鉄道部長 永松靖二
令和7年 年頭の辞
あけましておめでとうございます。
令和7年の年頭にあたり、ごあいさつ申し上げます。
鉄軌道、索道事業者の皆様におかれましては、日頃から地域の皆様の通勤や通学など日常生活を支える交通手段として、また、観光振興や地域振興、活性化の観点からも重要な役割を担っていただいていることにつきまして、心から敬意を表し感謝申し上げます。
昨年は、西日本鉄道天神大牟田線及び貝塚線、くま川鉄道湯前線、熊本市電などの線区において開業100周年を迎えられた節目の年でした。長年にわたり地域にお住まいの皆様や国内外からの観光のお客様などの移動手段として、地域交通を支えて来られた関係者のみなさまのご努力に深く敬意を表します。
近年、豪雨や台風などの自然災害が頻発、激甚化し、毎年多数の鉄道施設に被害が発生しております。昨年も、豪雨により複数の線区が被災しました。被災した線区では、一刻も早く、また安全に復旧することを目指し、鉄軌道事業者の皆様をはじめ、関係する皆様のご尽力により、速やかに復旧することができました。
一方、令和2年7月豪雨により甚大な被害を受けたくま川鉄道は、全線での運転再開をめざし、復旧工事が進められております。また、同じく被災したJR九州肥薩線は、昨年4月に開催された「JR肥薩線検討会議」において、鉄道での復旧を目指す方向性について基本合意がなされました。今後は令和6年度末の最終合意に向けて、観光利用、日常利用の施策の具体化、復旧方法及び復旧後のあり方などの課題について引き続き協議を行っています。九州運輸局といたしましては、引き続き関係機関と連携しながら、復興に向けて協議を行うとともに、できる限りの支援を行ってまいります。

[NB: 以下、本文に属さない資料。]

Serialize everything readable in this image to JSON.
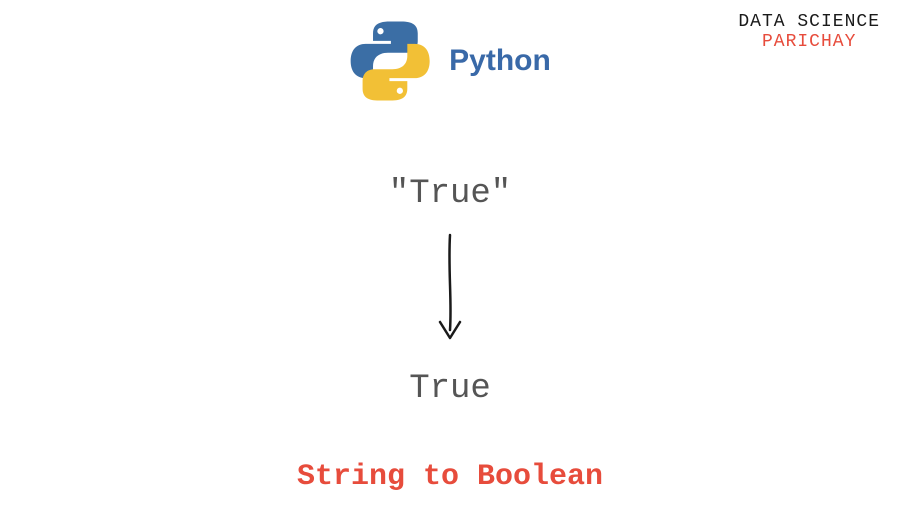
{
  "brand": {
    "line1": "DATA SCIENCE",
    "line2": "PARICHAY"
  },
  "logo": {
    "label": "Python"
  },
  "content": {
    "string_value": "\"True\"",
    "bool_value": "True",
    "caption": "String to Boolean"
  }
}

鉄軌道を取り巻く環境は、人口減少や少子高齢化、生活習慣の変化などによるご利用の減少、人件費や燃料費、資材の高騰など極めて厳しい状況にあります。このような状況を踏まえ、国土交通省では、地域公共交通の再編に向けた関連法の改正を行い、令和5年10月にローカル鉄道を再構築していくための新たな制度を施行しました。九州運輸局といたしましては、この制度により、地域にお住まいの皆様や、沿線自治体、鉄道事業者など多様な関係者と連携、協働しながら、どのように地域の公共交通を守っていくかという観点にたって取り組んでまいります。
鉄軌道輸送の安全確保につきましては、運輸安全マネジメント評価により事業者の自主的な安全管理体制を構築するとともに、施設、車両の保守管理や運転取り扱いに関する監査、指導を引き続き実施してまいります。併せて、管内の鉄軌道事業者を対象として運転事故の発生状況など、安全運行に係る情報を提供するための「保安連絡会議」を開催するなど事業者への安全意識の高揚と情報の共有化を図ってまいります。そのほか、踏切道の安全対策、橋梁やトンネルなどの老朽化対策、鉄道施設のバリアフリー化などの課題につきましても、引き続き補助制度を活用するなど支援し、対策に取り組んでまいります。
鉄軌道、索道の最大の使命は輸送の安全確保です。各社局におかれましては、より一層の安全対策を講じ事故防止の推進に努めて頂きますようお願いいたします。九州運輸局としましても、安全安心で快適な輸送サービスの実現に向け、皆様のご理解とご協力を得ながら様々な課題に取り組んでまいる所存です。
結びに、鉄軌道、索道事業の益々の発展と皆様のご健康、ご多幸を祈念いたしまして新年のあいさつといたします。